Sie drehte den Kopf und sah mich dort liegen. Die Angst in ihren Augen verstärkte sich langsam, als sie mich entsetzt anstarrte.

Der Ausdruck in ihren Augen erfüllte mich mit tiefer Hilflosigkeit und Traurigkeit. Ein eisiger Schauer durchfuhr mich, tief aus meinem Herzen kommend, sodass meine Glieder wie gelähmt und meine Hände und Füße eiskalt wurden.

Ich lehnte mich sanft an ihre Schulter, um den erdrückenden Schmerz in meinem Herzen zu lindern, meine Augen waren leicht warm.

Ihr Körper war ungewöhnlich steif und doch ungewöhnlich warm, und ein Hauch von frischem Gras lag in der Luft. Nach einer gefühlten Ewigkeit entspannte sich ihr Körper, und sie streichelte mir sanft über den Rücken. Ihre Berührung schmerzte, und der Groll in meinem Herzen vertiefte sich. Ein unbeschreibliches, seltsames Gefühl stieg in mir auf, eine Mischung aus Zufriedenheit und Bitterkeit.

Nicht genug … nicht genug … Ich will so viel mehr. Ich versuchte, ihr näherzukommen, aber ich hatte solche Angst … solche Angst, dass sie im nächsten Moment verschwinden würde. Ich hielt sie fest in meinen Armen, suchte nach Geborgenheit und ließ meinen Frust an ihr aus.

Von all diesen Menschen war sie die Einzige, die mich nicht wie einen Titel, einen Status oder eine Ehre behandelte. Sie sah in mir nur einen Menschen, einen Menschen aus Fleisch und Blut, mit Freude und Zorn.

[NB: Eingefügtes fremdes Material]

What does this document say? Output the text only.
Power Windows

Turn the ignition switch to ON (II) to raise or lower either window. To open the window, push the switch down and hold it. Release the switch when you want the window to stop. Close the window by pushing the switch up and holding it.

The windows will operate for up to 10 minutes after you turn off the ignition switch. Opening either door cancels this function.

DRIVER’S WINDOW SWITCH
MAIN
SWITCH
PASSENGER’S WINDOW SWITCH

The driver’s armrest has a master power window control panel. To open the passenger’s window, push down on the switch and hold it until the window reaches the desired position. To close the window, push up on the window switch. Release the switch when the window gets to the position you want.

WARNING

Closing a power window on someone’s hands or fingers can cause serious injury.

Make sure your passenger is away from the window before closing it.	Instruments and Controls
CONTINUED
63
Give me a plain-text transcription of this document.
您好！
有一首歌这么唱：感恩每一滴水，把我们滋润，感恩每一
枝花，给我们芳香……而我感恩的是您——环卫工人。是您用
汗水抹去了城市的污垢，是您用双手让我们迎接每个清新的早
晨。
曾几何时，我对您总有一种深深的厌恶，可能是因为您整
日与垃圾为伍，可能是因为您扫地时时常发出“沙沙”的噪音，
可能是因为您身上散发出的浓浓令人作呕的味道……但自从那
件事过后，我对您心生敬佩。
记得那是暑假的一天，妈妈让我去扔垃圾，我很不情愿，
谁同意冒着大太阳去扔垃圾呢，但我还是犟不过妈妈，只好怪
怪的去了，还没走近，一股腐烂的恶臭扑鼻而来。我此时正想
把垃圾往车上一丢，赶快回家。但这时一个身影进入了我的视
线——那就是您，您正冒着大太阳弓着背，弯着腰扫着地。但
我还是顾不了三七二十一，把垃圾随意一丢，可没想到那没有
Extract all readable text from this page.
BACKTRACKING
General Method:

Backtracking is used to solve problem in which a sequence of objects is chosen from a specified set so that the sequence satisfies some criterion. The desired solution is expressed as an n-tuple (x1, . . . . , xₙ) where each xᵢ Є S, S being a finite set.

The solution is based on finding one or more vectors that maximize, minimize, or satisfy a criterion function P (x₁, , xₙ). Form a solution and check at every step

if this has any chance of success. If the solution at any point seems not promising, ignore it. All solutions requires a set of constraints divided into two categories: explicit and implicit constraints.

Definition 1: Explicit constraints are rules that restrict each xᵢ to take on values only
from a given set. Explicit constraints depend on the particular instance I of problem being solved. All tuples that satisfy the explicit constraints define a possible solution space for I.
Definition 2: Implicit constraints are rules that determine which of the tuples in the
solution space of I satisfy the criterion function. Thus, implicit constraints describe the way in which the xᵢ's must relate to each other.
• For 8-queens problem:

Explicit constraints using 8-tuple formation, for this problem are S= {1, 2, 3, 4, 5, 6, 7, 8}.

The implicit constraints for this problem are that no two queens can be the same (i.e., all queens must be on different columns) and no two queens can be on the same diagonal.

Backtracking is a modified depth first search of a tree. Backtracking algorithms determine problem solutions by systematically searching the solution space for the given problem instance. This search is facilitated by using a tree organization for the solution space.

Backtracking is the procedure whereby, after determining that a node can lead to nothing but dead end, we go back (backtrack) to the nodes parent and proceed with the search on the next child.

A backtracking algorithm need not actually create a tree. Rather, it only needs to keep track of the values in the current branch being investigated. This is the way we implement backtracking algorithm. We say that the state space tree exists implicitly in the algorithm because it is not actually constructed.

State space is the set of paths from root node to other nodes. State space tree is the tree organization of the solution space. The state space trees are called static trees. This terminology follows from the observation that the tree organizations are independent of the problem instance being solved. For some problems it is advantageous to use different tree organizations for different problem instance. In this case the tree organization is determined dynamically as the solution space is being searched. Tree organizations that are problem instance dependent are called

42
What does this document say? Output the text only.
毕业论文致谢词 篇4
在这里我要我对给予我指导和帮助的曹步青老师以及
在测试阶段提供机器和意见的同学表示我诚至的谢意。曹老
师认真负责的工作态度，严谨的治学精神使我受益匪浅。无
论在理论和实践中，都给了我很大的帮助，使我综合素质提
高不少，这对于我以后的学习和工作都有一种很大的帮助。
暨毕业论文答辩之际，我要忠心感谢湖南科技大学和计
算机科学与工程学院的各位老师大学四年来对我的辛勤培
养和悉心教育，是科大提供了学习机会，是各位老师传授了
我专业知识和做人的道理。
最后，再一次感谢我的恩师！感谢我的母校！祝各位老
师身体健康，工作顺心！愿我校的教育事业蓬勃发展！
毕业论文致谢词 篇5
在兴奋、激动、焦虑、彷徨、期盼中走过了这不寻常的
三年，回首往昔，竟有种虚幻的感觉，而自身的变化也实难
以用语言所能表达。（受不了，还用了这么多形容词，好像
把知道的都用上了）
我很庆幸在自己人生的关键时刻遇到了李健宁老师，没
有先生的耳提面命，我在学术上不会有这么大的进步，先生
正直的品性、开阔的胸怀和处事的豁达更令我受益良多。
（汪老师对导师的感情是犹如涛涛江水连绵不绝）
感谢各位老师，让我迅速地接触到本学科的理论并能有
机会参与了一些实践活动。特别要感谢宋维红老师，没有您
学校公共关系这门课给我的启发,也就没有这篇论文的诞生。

Aber... aber ich habe immer noch so große Angst, so unendlich Angst, dass sie mich eines Tages wie den Kronprinzen behandeln wird. Ich rüttelte sie heftig, brauchte ihre Bestätigung und ihren Kompromiss, aber alles, was ich sah, war ein Anflug von Mitleid in ihren klaren, wässrigen Augen.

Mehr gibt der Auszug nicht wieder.